Le taux de mortalité maternelle n’a pas diminué significativement entre 2007-2009 : 9,5 décès pour 100 000 naissances et 2013-2015  : 8,1 décès pour 100 000 naissances.

Le taux de mortalité néonatale (survenant entre 0 et 27 jours de vie) a augmenté en métropole, passant de 1,6 décès pour 1000 naissances en 2010 à 1,8 décès pour 1000 naissances en 2019.

« Des travaux sont en cours pour mieux comprendre les causes de cette mortalité », a relevé Nolwenn Régnault, responsable de l’unité périnatale de Santé Publique France. La situation peut en tout cas progresser, selon elle, « de nombreux pays présentant de meilleurs résultats ».

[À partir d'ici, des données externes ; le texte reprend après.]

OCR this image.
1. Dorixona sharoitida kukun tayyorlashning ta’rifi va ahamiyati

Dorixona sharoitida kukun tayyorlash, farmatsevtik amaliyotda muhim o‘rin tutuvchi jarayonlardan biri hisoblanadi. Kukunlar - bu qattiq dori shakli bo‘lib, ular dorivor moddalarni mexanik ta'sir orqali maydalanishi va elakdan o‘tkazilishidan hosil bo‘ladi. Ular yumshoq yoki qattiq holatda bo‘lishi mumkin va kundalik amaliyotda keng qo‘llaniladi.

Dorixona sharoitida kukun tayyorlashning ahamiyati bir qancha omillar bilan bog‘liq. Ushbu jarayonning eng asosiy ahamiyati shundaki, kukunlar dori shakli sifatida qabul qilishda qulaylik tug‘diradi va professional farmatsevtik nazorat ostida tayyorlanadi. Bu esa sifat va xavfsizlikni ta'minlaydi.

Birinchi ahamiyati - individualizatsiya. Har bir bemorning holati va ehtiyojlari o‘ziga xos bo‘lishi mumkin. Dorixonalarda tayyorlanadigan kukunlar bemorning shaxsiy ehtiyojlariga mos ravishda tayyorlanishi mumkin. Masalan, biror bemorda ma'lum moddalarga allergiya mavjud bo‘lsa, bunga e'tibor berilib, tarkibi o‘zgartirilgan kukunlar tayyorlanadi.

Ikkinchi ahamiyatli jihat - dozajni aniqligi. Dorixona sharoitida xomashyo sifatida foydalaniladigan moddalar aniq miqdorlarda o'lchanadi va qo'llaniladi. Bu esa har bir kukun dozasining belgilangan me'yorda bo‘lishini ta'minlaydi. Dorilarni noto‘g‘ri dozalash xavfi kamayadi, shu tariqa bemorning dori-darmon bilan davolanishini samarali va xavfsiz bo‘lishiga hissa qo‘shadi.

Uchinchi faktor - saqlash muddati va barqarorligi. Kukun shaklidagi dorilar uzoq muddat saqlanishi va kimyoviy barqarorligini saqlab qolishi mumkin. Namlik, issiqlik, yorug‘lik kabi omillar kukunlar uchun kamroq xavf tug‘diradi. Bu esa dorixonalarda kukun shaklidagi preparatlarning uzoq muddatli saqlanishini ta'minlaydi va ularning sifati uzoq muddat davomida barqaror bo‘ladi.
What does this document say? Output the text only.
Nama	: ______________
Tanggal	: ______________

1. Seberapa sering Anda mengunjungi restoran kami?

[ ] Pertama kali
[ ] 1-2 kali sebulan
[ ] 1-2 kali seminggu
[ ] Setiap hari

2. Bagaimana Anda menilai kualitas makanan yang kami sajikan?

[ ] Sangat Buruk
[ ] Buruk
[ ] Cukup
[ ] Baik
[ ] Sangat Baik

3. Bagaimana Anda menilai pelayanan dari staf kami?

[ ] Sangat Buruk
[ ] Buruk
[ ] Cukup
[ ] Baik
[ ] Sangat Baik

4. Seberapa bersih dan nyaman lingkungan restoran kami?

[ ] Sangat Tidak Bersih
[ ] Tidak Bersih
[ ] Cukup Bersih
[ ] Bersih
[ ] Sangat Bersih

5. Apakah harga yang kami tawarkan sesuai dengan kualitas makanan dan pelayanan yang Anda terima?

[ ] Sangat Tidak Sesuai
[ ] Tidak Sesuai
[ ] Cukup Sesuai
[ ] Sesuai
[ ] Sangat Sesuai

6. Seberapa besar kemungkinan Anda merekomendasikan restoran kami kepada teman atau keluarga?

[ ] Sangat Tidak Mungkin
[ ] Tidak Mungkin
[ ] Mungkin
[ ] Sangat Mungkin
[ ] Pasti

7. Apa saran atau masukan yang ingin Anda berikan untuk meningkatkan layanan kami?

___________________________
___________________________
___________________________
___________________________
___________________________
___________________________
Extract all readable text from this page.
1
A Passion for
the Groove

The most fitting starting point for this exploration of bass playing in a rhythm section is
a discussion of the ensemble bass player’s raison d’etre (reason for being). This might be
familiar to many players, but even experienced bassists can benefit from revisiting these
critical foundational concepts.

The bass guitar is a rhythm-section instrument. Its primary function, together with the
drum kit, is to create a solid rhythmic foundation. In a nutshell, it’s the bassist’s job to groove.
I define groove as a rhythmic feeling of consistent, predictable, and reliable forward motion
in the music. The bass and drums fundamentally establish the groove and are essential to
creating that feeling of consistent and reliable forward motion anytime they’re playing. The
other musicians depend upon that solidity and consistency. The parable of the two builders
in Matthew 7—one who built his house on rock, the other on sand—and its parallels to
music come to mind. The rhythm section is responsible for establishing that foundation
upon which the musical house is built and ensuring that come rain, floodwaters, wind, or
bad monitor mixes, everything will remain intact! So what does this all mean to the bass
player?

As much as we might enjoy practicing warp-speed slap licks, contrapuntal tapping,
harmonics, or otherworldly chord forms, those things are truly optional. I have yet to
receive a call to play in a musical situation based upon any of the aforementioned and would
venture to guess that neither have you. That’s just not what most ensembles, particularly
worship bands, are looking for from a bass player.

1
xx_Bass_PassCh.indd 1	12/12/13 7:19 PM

Dans les Départements et régions d’outre-mer, le panorama est globalement encore plus défavorable. Le taux de mortalité maternelle est 4 fois plus élevé qu’en métropole, le taux de mort-nés est 1,5 fois plus élevé et le taux de mortalité néonatale est 2 fois plus élevé. La Guyane et Mayotte sont les départements où la situation est la plus mauvaise.

Ces constats « plaident en faveur d’un renforcement de la prévention et de la promotion de la santé périnatale », « un meilleur accès aux droits et aux soins, en particulier dans certains territoires d’Outre-mer », conclut le rapport.